Written 80-odd years ago and first adapted for the screen by Alfred Hitchcock as a silent film, Easy Virtue retains the fizzy Champagne wit of an elegant writer, and the flinty, gossamer-wing direction of Australia’s Stephan Elliott distinguishes it as his best work since his famous 1994 breakthrough film, The Adventures of Priscilla, Queen of the Desert. Lush production values, a perfect cast and the nimble, cutting wordplay and class conflict of Coward’s sensibility add up to a sparkling entertainment that doesn’t feel a bit dated. You expect nuance and brittle theatricality from Colin Firth and Kristin Scott Thomas, but the big surprise is Jessica Biel, who is positively dizzying as a Jazz Age American race car driver who flirtatiously seduces and marries a naïve and uptight young English nobleman, then journeys to his rich, extravagant, upper-crust English country manor to meet his parents, setting British society back a few hundred years. The playboy groom (Ben Barnes) is fonder of his new wife than his batty family is. His starchy snob of a mother (Ms. Scott Thomas) actually hates her, and his dim-witted sisters (Kimberly Nixon and Katherine Parkinson) actively try to sabotage the marriage and send their American sister-in-law packing. Only in the randy family patriarch (Colin Firth) does the outsider find encouragement and acceptance, and the two bond in their mutual passion for motorbikes and thumbing their noses at pretentious upper-class etiquette.
Mr. Elliott directs the ensemble with panache and a gleeful appreciation for Noël Coward songs as they sally forth in their tennis knits to endure crafts fairs, a fox hunt and dancing the cancan at a benefit show for war widows while Noël Coward himself sings “Mad Dogs and Englishmen Go Out in the Noonday Sun.” Some will find the unfulfilled father, the weak son, the shrewish sisters and the draconian mother a nest of British clichés, but the comic timing and the subtleties in the script (adapted by Mr. Elliott and Sheridan Jobbins) honor Coward with frosty aplomb.
The stifling repression endemic to the British class system is so impeccably preserved that it connects with modern audiences, and young people allergic to period pieces are likely to embrace the message about the need to break from the shackles of the past and open a window to a brave new future.

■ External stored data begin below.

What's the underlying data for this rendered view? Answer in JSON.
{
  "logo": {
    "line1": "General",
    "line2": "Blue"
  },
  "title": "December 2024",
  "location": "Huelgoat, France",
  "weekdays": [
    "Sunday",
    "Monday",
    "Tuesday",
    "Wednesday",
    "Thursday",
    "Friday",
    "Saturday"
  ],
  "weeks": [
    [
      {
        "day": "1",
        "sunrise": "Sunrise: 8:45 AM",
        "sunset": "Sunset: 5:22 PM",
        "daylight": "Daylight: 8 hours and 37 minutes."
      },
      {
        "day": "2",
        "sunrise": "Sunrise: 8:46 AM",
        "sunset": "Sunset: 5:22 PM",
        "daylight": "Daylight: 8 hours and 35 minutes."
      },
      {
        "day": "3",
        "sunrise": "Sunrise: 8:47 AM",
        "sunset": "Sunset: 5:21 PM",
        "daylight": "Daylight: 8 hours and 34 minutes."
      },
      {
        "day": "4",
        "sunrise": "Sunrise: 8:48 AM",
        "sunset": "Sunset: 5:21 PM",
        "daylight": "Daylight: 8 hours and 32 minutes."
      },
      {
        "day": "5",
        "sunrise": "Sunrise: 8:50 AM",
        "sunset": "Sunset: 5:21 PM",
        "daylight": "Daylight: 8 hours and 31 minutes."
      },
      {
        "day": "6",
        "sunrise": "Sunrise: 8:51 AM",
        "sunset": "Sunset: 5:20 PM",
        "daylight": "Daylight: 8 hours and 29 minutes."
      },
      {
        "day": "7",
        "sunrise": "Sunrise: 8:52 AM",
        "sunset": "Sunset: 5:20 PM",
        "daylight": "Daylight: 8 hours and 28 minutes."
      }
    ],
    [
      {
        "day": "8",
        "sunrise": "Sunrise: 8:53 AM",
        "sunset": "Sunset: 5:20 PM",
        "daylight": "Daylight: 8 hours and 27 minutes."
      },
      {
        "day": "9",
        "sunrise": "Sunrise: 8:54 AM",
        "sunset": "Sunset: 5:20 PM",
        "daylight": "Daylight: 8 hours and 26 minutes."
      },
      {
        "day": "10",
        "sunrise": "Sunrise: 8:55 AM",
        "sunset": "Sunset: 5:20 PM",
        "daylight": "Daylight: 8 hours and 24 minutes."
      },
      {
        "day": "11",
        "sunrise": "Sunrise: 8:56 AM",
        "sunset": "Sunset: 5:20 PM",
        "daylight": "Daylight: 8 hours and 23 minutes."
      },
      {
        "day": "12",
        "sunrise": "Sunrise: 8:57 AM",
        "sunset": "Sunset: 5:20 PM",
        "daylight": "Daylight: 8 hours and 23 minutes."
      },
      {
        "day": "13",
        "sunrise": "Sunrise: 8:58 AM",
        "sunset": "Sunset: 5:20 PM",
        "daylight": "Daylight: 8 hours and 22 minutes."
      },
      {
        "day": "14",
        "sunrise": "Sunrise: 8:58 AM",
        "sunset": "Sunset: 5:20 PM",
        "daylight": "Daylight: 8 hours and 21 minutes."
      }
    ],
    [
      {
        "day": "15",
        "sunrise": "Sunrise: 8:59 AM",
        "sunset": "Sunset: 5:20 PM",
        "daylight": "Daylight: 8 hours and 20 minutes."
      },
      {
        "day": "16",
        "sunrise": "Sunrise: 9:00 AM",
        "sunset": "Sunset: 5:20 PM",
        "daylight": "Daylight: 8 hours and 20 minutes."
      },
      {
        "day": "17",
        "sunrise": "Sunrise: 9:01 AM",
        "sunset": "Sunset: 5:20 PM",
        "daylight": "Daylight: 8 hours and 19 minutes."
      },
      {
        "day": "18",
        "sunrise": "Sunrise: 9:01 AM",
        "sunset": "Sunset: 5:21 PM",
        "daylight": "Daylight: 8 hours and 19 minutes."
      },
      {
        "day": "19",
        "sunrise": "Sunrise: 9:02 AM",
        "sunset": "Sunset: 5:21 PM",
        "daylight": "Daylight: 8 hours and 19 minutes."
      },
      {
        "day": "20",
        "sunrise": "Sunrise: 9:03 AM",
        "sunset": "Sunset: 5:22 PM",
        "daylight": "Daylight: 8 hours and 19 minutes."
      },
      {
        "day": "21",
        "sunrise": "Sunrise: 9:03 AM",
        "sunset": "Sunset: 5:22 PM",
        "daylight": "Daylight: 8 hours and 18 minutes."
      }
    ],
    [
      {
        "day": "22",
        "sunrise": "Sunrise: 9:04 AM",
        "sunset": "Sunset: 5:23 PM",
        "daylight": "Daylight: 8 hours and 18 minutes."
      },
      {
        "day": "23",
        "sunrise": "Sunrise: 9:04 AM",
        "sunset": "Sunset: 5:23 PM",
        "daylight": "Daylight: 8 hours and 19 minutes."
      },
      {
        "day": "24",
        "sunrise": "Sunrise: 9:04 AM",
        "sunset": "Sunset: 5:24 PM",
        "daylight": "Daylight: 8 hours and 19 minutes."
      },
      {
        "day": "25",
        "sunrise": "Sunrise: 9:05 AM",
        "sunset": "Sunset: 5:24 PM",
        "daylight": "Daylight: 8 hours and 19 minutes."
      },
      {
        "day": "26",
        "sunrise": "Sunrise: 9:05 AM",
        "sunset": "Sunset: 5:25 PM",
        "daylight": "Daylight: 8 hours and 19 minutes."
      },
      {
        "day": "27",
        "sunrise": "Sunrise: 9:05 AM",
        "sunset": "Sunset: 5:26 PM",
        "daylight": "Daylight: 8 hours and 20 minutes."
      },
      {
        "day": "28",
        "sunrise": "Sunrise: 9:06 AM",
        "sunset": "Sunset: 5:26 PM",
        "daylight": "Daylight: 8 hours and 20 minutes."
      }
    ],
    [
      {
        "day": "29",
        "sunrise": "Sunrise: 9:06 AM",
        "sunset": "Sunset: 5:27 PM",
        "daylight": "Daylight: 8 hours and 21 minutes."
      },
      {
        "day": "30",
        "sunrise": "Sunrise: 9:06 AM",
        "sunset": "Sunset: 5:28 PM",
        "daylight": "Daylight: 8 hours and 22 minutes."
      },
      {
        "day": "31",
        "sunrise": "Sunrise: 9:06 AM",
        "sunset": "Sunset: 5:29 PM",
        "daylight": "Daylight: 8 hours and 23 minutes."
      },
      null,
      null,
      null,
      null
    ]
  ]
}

The cars and the costumes and the china and the sumptuous sets enrich what could otherwise, in lesser hands, seem bland and arch. My one caveat is the musical orchestrations, which, in a desperate attempt to sound whimsical, work in washboards and kazoos that massacre the Great American Songbook. Still, Jessica Biel manages a delicious “Mad About the Boy,” and the sweet, tuneful crooning of Ben Barnes adds a satisfying lilt to two Coward evergreens, “Room With a View” and “I’ll See You Again.” Easy Virtue is romantic, clever and artfully crafted. All told, a sparkling, classy and ultimately satisfying experience.